Tu dis de quelle toile il s’agit, il devient blême, pourquoi particulièrement ce tableau demande-t-il d’une voix cassée. Tu bredouilles une vague explication il t’arrête brusquement savez-vous que vous remuez le couteau dans la plaie, quand il l’a peint, c’était la guerre d’Algérie, la torture, la censure, il était l’homme aux bandelettes, entravé, impuissant à changer le cours des choses ! Après, il a failli ne plus jamais toucher à un pinceau, maintenant il renie cette toile, et vous qui me rappelez cette période !

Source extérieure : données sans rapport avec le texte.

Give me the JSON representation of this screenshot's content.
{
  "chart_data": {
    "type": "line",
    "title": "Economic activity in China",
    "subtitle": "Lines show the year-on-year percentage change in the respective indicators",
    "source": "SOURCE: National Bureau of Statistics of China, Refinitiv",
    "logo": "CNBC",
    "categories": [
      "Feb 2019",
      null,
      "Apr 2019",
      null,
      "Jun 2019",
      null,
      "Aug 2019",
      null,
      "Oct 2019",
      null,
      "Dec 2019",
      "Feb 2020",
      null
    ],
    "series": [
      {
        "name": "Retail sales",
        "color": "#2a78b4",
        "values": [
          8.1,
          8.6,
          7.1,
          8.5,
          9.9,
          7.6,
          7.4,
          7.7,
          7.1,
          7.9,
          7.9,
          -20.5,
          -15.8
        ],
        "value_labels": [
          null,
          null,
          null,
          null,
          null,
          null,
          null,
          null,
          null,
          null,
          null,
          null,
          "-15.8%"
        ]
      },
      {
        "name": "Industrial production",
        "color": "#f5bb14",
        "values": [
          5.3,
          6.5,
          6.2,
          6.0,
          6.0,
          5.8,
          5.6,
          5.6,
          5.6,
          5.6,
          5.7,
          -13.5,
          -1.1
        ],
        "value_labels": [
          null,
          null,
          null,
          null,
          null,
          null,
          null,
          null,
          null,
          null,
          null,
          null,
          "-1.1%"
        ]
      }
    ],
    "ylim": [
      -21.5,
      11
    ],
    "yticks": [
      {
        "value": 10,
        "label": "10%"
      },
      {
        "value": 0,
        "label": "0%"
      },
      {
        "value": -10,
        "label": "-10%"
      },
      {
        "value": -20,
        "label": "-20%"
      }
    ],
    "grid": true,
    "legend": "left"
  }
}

Il te prend par le coude, t’entraîne hors de la galerie dans un café, il veut comprendre, il te questionne. Tu racontes ton travail, tes doutes, il t’arrête, essaie de te persuader, il faut dire, parler, hurler même, ne jamais abandonner, ne pas rester spectateur, s’engager. Pas convaincant ce langage de militant, tu le connais trop bien. Liberté de parole peut-être mais surtout vanité de parole …
Quand tu rentres, tu vas dans ton atelier. Tu commences à préparer une grande plaque de cuivre, tu la polis longuement, la nettoies, l’enduis de vernis. Tu choisis une pointe fine et commences à dessiner minutieusement, petit à petit les bandelettes apparaissent, il est difficile de les différencier de l’homme écorché, il est entravé mais n’a pas de pinceau dans la bouche, il gueule. Parfait dessin pour une affiche d’Amnesty penses-tu.

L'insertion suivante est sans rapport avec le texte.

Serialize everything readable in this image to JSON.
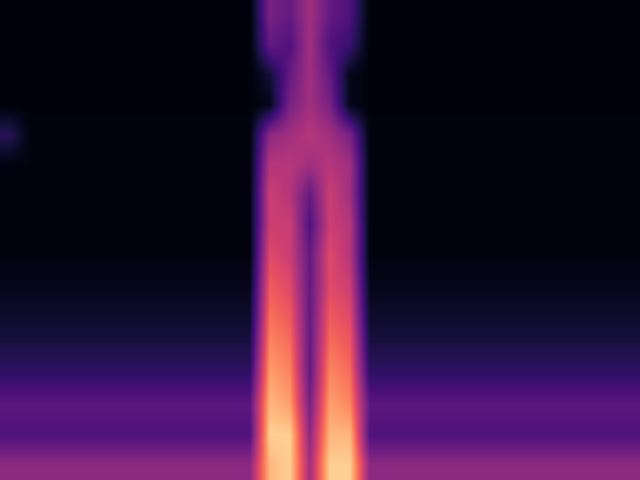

Quand tu termines la gravure, tu la tires en deux exemplaires, tu en envoies une au peintre. Puis tu te débarrasses des encres, des vernis, des acides, des burins et pointes, des tarlatanes, des feuilles de papier Arche 180 grammes. Tu décroches toutes les gravures, les enlèves des cadres, tu places les dessins dans un grand carton vert et range le tout au fond du cagibi. Tu décides de vendre la presse.
C’était ton dernier tableau, désormais tu vas consacrer tout ton temps à la musique.